La risposta educata ed articolata del mago e la sua figura, così particolare a causa della lunga capigliatura rossiccia e degli occhi azzurri intensi, stupì sia il guerriero che la ragazza, ora tranquillizzata e nuovamente disattenta a Fassit che agitava la manina in direzione dello straniero, come per salutarlo. Questi continuò
"Tengo inoltre a precisare la mia totale consapevolezza dei fatti, della vostra missione, dei pensieri alberganti nella vostra mente, generale."
Il sospetto si fece strada tra gli infondati sentimenti fiduciosi del soldato che ora guardava lo sconosciuto con più attenzione, così come faceva per i nemici che solitamente si trovava ad affrontare. Ma questo non era un cavaliere, un orco, un troll, non era nulla che lui potesse osservare alla ricerca di un punto debole. Un mago non ha punti deboli o ne ha infiniti, ma nessuno può saperlo prima di affondare nell’indifeso corpo la sua spada o di essere fulminato come un maiale allo spiedo da un campo di protezione.

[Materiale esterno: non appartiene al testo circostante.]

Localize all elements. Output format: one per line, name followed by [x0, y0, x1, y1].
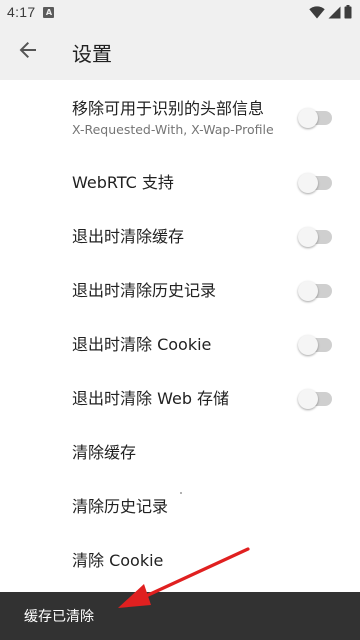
- battery-icon: [344, 5, 352, 19]
- back-button[interactable]: [0, 24, 56, 80]
- app-bar: 设置: [0, 24, 360, 80]
- toggle-thumb: [298, 227, 318, 247]
- toggle-thumb: [298, 108, 318, 128]
- setting-title: 移除可用于识别的头部信息: [72, 99, 265, 118]
- a-badge-icon: A: [43, 6, 55, 18]
- toggle-thumb: [298, 281, 318, 301]
- setting-text: WebRTC 支持: [72, 173, 174, 193]
- arrow-left-icon: [19, 41, 37, 63]
- signal-icon: [328, 6, 341, 19]
- setting-title: 退出时清除历史记录: [72, 281, 217, 300]
- snackbar-message: 缓存已清除: [24, 609, 94, 625]
- snackbar: 缓存已清除: [0, 592, 360, 640]
- setting-clear-cache-on-exit[interactable]: 退出时清除缓存: [0, 208, 360, 262]
- page-title: 设置: [72, 41, 112, 66]
- setting-title: 退出时清除 Web 存储: [72, 389, 230, 408]
- setting-clear-history-on-exit[interactable]: 退出时清除历史记录: [0, 262, 360, 316]
- toggle-switch[interactable]: [298, 281, 334, 301]
- setting-title: 退出时清除缓存: [72, 227, 185, 246]
- setting-text: 清除 Cookie: [72, 551, 163, 571]
- setting-remove-identifying-headers[interactable]: 移除可用于识别的头部信息 X-Requested-With, X-Wap-Pro…: [0, 80, 360, 152]
- toggle-switch[interactable]: [298, 335, 334, 355]
- setting-clear-web-storage-on-exit[interactable]: 退出时清除 Web 存储: [0, 370, 360, 424]
- toggle-switch[interactable]: [298, 173, 334, 193]
- toggle-switch[interactable]: [298, 227, 334, 247]
- setting-text: 退出时清除 Cookie: [72, 335, 211, 355]
- setting-title: 清除 Cookie: [72, 551, 164, 570]
- setting-text: 退出时清除 Web 存储: [72, 389, 229, 409]
- setting-title: 退出时清除 Cookie: [72, 335, 212, 354]
- setting-title: 清除历史记录: [72, 497, 169, 516]
- setting-text: 清除历史记录: [72, 497, 168, 517]
- setting-webrtc-support[interactable]: WebRTC 支持: [0, 152, 360, 212]
- status-time: 4:17: [7, 4, 36, 20]
- toggle-switch[interactable]: [298, 389, 334, 409]
- wifi-icon: [309, 5, 325, 19]
- setting-title: 清除缓存: [72, 443, 137, 462]
- dust-speck: [180, 492, 182, 494]
- status-icons: [309, 5, 352, 19]
- setting-text: 清除缓存: [72, 443, 136, 463]
- status-bar: 4:17 A: [0, 0, 360, 24]
- toggle-switch[interactable]: [298, 108, 334, 128]
- screen: 4:17 A 设置 移除可用于识别的头部信息 X-Requested-With,…: [0, 0, 360, 640]
- setting-clear-cookie-on-exit[interactable]: 退出时清除 Cookie: [0, 316, 360, 370]
- toggle-thumb: [298, 389, 318, 409]
- setting-summary: X-Requested-With, X-Wap-Profile: [72, 122, 274, 137]
- setting-text: 退出时清除历史记录: [72, 281, 216, 301]
- setting-text: 移除可用于识别的头部信息 X-Requested-With, X-Wap-Pro…: [72, 99, 274, 138]
- toggle-thumb: [298, 335, 318, 355]
- setting-clear-history[interactable]: 清除历史记录: [0, 478, 360, 532]
- setting-text: 退出时清除缓存: [72, 227, 184, 247]
- setting-clear-cache[interactable]: 清除缓存: [0, 424, 360, 478]
- setting-clear-cookie[interactable]: 清除 Cookie: [0, 532, 360, 586]
- setting-title: WebRTC 支持: [72, 173, 174, 192]
- toggle-thumb: [298, 173, 318, 193]
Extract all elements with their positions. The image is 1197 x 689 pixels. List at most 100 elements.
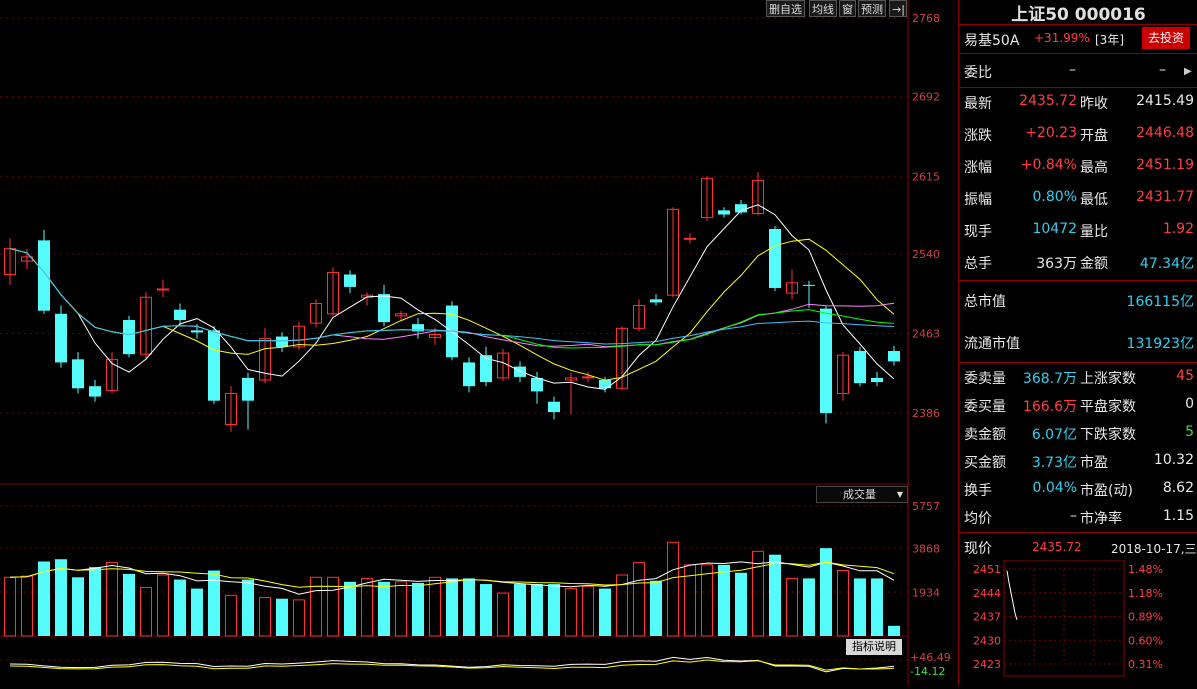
intraday-label: 现价	[964, 541, 992, 557]
quote-value: 0.80%	[1032, 189, 1077, 205]
intraday-date: 2018-10-17,三	[1111, 542, 1197, 556]
remove-favorite-button[interactable]: 删自选	[766, 0, 805, 17]
volume-bar	[718, 564, 730, 636]
float-cap-label: 流通市值	[964, 336, 1020, 352]
chevron-right-icon[interactable]: ▶	[1184, 66, 1192, 77]
mini-left-tick: 2430	[973, 634, 1001, 647]
exit-right-icon[interactable]: →|	[889, 0, 907, 17]
quote-label: 开盘	[1080, 128, 1108, 144]
quote-value: +20.23	[1025, 125, 1077, 141]
volume-bar	[89, 567, 101, 636]
candle-down	[72, 359, 84, 389]
volume-bar	[123, 573, 135, 636]
volume-indicator-label: 成交量	[843, 488, 876, 501]
moving-average-button[interactable]: 均线	[809, 0, 837, 17]
indicator-top-value: +46.49	[910, 651, 951, 664]
stat-label: 上涨家数	[1080, 371, 1136, 387]
volume-bar	[548, 584, 560, 636]
weibi-value: –	[1069, 62, 1076, 78]
stat-label: 下跌家数	[1080, 427, 1136, 443]
volume-bar	[191, 588, 203, 636]
stat-row: 买金额 3.73亿 市盈 10.32	[959, 448, 1197, 474]
volume-bar	[242, 579, 254, 636]
quote-value: 2431.77	[1136, 189, 1194, 205]
volume-bar	[276, 598, 288, 636]
volume-indicator-select[interactable]: 成交量 ▼	[816, 486, 908, 503]
index-title: 上证50 000016	[1011, 5, 1146, 25]
quote-value: +0.84%	[1020, 157, 1077, 173]
divider	[959, 362, 1197, 363]
candle-down	[514, 366, 526, 377]
volume-bar	[157, 574, 169, 637]
window-button[interactable]: 窗	[839, 0, 856, 17]
volume-bar	[72, 577, 84, 636]
volume-bar	[497, 592, 509, 637]
volume-bar	[888, 625, 900, 636]
weibi-label: 委比	[964, 65, 992, 81]
quote-label: 最高	[1080, 160, 1108, 176]
candle-down	[803, 284, 815, 286]
volume-bar	[701, 564, 713, 637]
volume-bar	[650, 580, 662, 636]
volume-bar	[344, 581, 356, 636]
stat-label: 市盈	[1080, 455, 1108, 471]
market-cap-label: 总市值	[964, 294, 1006, 310]
candle-down	[888, 351, 900, 362]
stat-value: 10.32	[1153, 452, 1194, 468]
mini-right-tick: 0.89%	[1128, 611, 1163, 624]
stat-value: 166.6万	[1022, 399, 1077, 415]
kline-chart[interactable]: 2768 2692 2615 2540 2463 2386 5757 3868 1934 +46.…	[0, 0, 958, 685]
forecast-button[interactable]: 预测	[858, 0, 886, 17]
candle-down	[208, 330, 220, 401]
intraday-mini-chart[interactable]: 2451 1.48% 2444 1.18% 2437 0.89% 2430 0.60% 2423…	[959, 560, 1197, 685]
volume-bar	[429, 576, 441, 637]
chevron-down-icon: ▼	[896, 490, 903, 499]
candle-down	[871, 377, 883, 383]
stat-value: 6.07亿	[1031, 427, 1077, 443]
volume-tick-label: 3868	[912, 543, 940, 556]
price-tick-label: 2768	[912, 12, 940, 25]
stat-value: 1.15	[1162, 508, 1194, 524]
quote-value: 2435.72	[1019, 93, 1077, 109]
fund-name[interactable]: 易基50A	[964, 30, 1019, 50]
candle-down	[531, 377, 543, 392]
price-tick-label: 2463	[912, 327, 940, 340]
mini-right-tick: 0.31%	[1128, 658, 1163, 671]
intraday-header: 现价 2435.72 2018-10-17,三	[959, 536, 1197, 558]
candle-down	[55, 313, 67, 363]
volume-bar	[582, 585, 594, 637]
volume-bar	[293, 599, 305, 637]
stat-label: 委买量	[964, 399, 1006, 415]
quote-value: 2451.19	[1136, 157, 1194, 173]
quote-row: 最新 2435.72 昨收 2415.49	[959, 89, 1197, 115]
stat-row: 委卖量 368.7万 上涨家数 45	[959, 364, 1197, 390]
candle-down	[463, 362, 475, 387]
mini-left-tick: 2444	[973, 587, 1001, 600]
quote-label: 金额	[1080, 256, 1108, 272]
volume-bar	[633, 562, 645, 637]
candle-down	[38, 240, 50, 311]
invest-button[interactable]: 去投资	[1142, 27, 1190, 49]
fund-return: +31.99%	[1034, 31, 1090, 45]
stat-value: 8.62	[1162, 480, 1194, 496]
stat-value: 0	[1185, 396, 1194, 412]
stat-value: 368.7万	[1022, 371, 1077, 387]
candle-down	[718, 210, 730, 215]
candle-down	[650, 299, 662, 303]
candle-down	[89, 386, 101, 397]
candle-down	[820, 308, 832, 414]
candle-down	[769, 229, 781, 288]
mini-right-tick: 1.18%	[1128, 587, 1163, 600]
quote-row: 现手 10472 量比 1.92	[959, 217, 1197, 243]
stat-value: 0.04%	[1032, 480, 1077, 496]
candle-down	[548, 401, 560, 413]
candle-up	[582, 376, 594, 379]
volume-tick-label: 1934	[912, 586, 940, 599]
candle-down	[378, 294, 390, 323]
quote-row: 总手 363万 金额 47.34亿	[959, 249, 1197, 275]
volume-bar	[140, 586, 152, 637]
stat-value: 45	[1176, 368, 1194, 384]
stat-value: 3.73亿	[1031, 455, 1077, 471]
kline-chart-area[interactable]: 2768 2692 2615 2540 2463 2386 5757 3868 1934 +46.…	[0, 0, 958, 685]
indicator-help-button[interactable]: 指标说明	[846, 639, 902, 655]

"E posso sapere, milord, chi vi ha informato di tutto ciò ?"
Il primo sorriso apparve sull’affascinante volto sconosciuto. Il sorriso di chi prevede le reazioni di qualcuno e si accorge poi di aver avuto ragione.
"Una persona che conoscete bene, quella persona che lanciò la potente magia sui bastioni della vostra passata dimora, quella persona che vive nei cuori di molti combattenti ormai anziani e che questi hanno creduto morta da decenni."
"Ma... chi... chi è ?"
"Yargon, mio grande guerriero, il maestro Yargon che pose le sue capacità al servizio del tuo stesso sovrano, il mago che annullò la malefica stregoneria delle paludi e riuscì a trasformare in vittoria ciò che era stato annunciato come una sconfitta. Yargon mi è apparso in sogno, dicendo di essere ancora in vita in un luogo sicuro, mi ha istruito ed io, quale veste azzurra ho obbedito ad ogni suo comando."